Timor Leste Terancam Kelaparan dan Kurang Gizi, Kebijakan Orde Baru Soeharto Dianggap Jadi Penyebab
Timor Leste selama menjadi bagian dari NKRI dengan nama Timor Timur harus menjalani semua program pembangunan nasional
"Mungkin lingkungan telah berubah, ” kata Abio Coreia, seorang petani subsisten di pulau terpencil Atauro.
“Dulu, jagung dan kacang-kacangan adalah makanan yang kami makan setiap hari."
"Sekarang kami punya nasi. Gampang beli di pasaran, ” ujarnya.

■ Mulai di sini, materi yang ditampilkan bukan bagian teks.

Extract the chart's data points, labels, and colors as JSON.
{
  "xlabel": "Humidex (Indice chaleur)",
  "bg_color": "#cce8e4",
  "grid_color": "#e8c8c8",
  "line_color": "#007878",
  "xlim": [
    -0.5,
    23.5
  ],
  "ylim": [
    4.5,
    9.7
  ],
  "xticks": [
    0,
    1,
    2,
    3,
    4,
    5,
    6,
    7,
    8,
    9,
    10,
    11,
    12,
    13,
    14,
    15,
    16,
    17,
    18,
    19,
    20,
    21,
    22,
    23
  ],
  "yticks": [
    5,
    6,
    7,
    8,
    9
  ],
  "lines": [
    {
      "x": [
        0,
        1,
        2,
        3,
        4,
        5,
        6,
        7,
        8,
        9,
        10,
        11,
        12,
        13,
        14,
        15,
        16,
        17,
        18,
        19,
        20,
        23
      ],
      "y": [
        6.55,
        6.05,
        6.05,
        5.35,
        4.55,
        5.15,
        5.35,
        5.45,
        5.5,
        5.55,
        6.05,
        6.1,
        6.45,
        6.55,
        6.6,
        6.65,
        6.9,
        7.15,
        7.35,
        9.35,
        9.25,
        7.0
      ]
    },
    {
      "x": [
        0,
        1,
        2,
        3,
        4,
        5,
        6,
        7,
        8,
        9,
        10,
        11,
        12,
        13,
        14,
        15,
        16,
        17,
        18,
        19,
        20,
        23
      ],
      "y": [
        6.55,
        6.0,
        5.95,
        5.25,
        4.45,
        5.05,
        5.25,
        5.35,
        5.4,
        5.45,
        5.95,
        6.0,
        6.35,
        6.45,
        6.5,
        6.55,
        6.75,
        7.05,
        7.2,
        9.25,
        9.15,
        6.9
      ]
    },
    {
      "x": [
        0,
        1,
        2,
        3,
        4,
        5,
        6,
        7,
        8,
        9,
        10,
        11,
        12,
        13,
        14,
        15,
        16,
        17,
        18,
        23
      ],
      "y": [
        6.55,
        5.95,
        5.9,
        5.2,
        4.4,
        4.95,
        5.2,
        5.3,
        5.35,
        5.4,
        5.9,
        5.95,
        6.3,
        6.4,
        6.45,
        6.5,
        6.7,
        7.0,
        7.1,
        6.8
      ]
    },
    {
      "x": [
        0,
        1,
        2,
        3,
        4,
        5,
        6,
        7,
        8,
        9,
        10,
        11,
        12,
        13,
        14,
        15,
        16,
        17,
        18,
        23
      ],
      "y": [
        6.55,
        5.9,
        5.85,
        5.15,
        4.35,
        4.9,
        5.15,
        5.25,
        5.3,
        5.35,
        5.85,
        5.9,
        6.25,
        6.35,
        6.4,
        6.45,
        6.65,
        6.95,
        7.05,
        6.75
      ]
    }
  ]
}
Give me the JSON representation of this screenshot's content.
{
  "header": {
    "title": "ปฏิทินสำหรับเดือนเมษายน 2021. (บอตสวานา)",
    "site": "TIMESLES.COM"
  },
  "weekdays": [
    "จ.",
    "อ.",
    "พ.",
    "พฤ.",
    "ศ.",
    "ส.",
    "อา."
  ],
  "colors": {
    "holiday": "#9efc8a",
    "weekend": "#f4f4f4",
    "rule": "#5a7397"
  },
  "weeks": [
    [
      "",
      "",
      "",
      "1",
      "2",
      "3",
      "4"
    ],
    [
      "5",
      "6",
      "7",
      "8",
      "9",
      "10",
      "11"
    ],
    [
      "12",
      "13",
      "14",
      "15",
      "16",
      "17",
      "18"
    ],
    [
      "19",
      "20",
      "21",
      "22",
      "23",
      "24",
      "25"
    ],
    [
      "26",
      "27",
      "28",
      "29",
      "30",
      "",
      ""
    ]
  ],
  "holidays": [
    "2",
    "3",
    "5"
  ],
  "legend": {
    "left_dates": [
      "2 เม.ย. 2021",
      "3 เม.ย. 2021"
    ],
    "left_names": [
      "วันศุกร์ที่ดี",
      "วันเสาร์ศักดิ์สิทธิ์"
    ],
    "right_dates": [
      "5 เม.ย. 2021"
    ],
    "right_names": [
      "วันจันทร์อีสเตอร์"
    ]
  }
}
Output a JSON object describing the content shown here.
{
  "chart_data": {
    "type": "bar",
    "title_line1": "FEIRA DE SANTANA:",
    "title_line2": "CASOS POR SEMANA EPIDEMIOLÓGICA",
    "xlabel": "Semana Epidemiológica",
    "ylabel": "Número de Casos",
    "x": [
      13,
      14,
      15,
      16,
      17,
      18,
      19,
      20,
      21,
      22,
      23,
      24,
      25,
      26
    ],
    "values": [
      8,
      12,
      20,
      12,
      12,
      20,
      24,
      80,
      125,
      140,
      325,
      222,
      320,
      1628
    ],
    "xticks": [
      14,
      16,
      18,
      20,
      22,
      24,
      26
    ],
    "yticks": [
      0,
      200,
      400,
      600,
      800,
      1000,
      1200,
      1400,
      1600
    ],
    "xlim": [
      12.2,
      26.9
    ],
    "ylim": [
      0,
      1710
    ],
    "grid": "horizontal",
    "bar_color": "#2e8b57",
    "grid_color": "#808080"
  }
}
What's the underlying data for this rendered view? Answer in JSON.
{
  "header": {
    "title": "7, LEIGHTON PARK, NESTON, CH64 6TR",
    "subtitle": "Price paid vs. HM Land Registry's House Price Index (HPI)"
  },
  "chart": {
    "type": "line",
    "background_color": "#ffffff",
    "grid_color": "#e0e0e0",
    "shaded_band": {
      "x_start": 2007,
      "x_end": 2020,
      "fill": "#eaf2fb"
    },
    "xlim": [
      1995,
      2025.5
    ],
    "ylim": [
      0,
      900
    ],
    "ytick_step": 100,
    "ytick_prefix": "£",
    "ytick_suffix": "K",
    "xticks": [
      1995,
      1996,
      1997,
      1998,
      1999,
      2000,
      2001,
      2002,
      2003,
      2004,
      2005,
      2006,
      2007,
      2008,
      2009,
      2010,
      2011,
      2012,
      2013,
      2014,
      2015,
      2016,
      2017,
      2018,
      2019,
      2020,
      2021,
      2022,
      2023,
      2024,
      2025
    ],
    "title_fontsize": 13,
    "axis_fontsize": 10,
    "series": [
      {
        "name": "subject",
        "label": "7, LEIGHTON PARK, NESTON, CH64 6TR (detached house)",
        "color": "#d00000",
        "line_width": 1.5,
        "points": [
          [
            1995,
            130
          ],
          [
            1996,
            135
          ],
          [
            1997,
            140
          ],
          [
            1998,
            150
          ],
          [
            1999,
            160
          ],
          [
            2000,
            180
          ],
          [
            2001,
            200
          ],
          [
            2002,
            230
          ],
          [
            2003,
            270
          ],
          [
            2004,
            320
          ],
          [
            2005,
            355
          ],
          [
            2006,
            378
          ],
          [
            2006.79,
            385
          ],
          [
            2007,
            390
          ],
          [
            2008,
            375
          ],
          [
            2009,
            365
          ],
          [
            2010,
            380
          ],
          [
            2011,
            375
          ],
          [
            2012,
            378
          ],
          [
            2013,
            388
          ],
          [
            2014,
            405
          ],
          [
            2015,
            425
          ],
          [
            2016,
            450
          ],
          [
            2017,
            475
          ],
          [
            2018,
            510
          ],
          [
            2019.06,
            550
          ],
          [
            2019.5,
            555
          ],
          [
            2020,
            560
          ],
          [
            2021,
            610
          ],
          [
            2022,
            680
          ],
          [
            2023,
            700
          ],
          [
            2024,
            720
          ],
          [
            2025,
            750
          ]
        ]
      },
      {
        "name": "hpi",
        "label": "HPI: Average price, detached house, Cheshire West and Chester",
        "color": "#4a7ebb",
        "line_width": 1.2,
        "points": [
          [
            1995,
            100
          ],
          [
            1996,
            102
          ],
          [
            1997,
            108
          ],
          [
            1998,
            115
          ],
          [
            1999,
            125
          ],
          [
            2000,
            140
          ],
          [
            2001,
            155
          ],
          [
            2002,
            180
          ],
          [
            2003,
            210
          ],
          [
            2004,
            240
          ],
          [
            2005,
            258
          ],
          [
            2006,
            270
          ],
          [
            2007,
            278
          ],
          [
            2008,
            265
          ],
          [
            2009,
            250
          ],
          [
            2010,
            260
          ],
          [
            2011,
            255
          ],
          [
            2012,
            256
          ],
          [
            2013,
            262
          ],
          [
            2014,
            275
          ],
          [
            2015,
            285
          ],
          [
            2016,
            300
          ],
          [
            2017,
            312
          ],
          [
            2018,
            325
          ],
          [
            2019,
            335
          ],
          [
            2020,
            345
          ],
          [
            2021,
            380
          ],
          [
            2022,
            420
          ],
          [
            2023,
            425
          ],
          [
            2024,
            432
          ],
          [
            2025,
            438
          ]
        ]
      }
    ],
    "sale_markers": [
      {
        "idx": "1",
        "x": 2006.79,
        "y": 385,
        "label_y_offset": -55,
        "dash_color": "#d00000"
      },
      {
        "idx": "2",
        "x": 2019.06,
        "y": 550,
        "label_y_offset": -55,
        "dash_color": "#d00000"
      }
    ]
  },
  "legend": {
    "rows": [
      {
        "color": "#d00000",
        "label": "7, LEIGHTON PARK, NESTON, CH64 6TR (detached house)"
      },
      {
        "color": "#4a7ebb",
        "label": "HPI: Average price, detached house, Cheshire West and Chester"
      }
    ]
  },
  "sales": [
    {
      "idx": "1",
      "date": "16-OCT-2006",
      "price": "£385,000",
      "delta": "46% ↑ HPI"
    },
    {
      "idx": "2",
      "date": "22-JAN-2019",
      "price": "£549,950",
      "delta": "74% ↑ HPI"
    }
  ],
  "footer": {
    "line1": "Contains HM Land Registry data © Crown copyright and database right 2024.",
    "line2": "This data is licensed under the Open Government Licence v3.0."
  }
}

Perubahan itu juga dikarenakan program swasembada beras Orde Baru.
Ketika negara kepulauan kecil itu mulai memahami iklim yang berubah cepat, kemampuannya untuk memberi makan sendiri menjadi lebih tegang.
Musim kemarau panjang dan curah hujan yang tidak konsisten, ditambah dengan perubahan perilaku yang merendahkan pengetahuan tradisional tentang pangan berarti negara muda ini akan kelaparan.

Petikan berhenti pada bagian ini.